A l’étude de l’image dans le poème se substitue donc celle de l’image comme discours poétique spécifique sur le monde, et enfin celle de l’image elle-même comme mode possible de rapport au monde. On peut voir en effet un paradoxe entre la conception traditionnellement subjective de l’image, qui est considérée comme une production éminemment individuelle, et la tendance de la poétique charienne à la généralité. L’enjeu est donc à la fois celui de la possibilité d’une représentation de la réalité par l’image, et celui de la possibilité même de l’image dans une poétique à visée universelle.

Notes
366.

“ Rémanence ”, Le Nu perdu, O. C., p. 457.

367.

“ Contre une métaphysique naïve qui concevrait le monde comme une collection d’entités séparées, il faut au contraire affirmer que chaque chose adhère au tissu du monde [...]. Ce qui revient à dire que l’expérience “primaire” de l’être, par-delà le découpage établi par le langage institué, est celle d’une structure foncièrement métaphorique.

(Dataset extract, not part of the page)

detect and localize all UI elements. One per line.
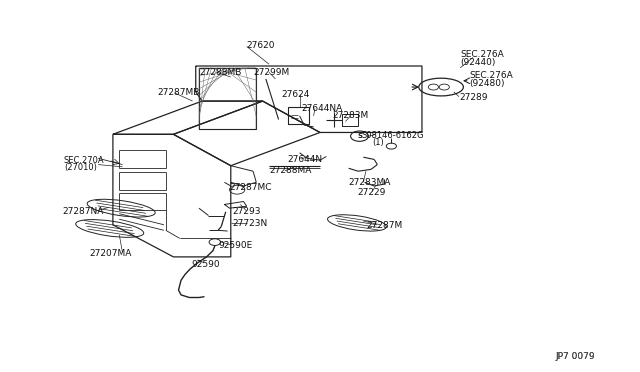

La métaphore donne à voir l’enchevêtrement “sauvage” de toute chose et du monde [...] ” (Jean-Claude Pinson, Habiter en poète, 1995, p. 105).

368.

“ Le Rempart de brindilles ”, La Parole en archipel, O. C., p. 360.

369.

Voir les réticences d’Irène Tamba-Mecz dans Le Sens figuré, 1981, p. 26 sq.

370.

Ibid., p. 31-32.

371.

Michel Murat, “ Le Rivage des Syrtes ” de Julien Gracq. Etude de Style II. Poétique de l’analogie, p. 8.

372.

Voir la thèse de Joëlle Tamine sur la syntaxe de la métaphore, Description syntaxique du sens figuré : la métaphore (Thèse de Doctorat d’Etat, Paris VII, 1978). De plus, on ne peut fonder une telle étude sur les parties du discours traditionnelles car, d’une part, une même structure syntaxique masque parfois deux types différents de relations et, d’autre part, la relation métaphorique ne s’établit pas seulement entre des mots simples mais aussi entre des groupes de mots.

373.

Nous conservons les termes courants de comparé et comparant, à la fois pour la métaphore et pour la comparaison, ainsi que pour les figures qui s’y rattachent, comme le symbole ou l’allégorie.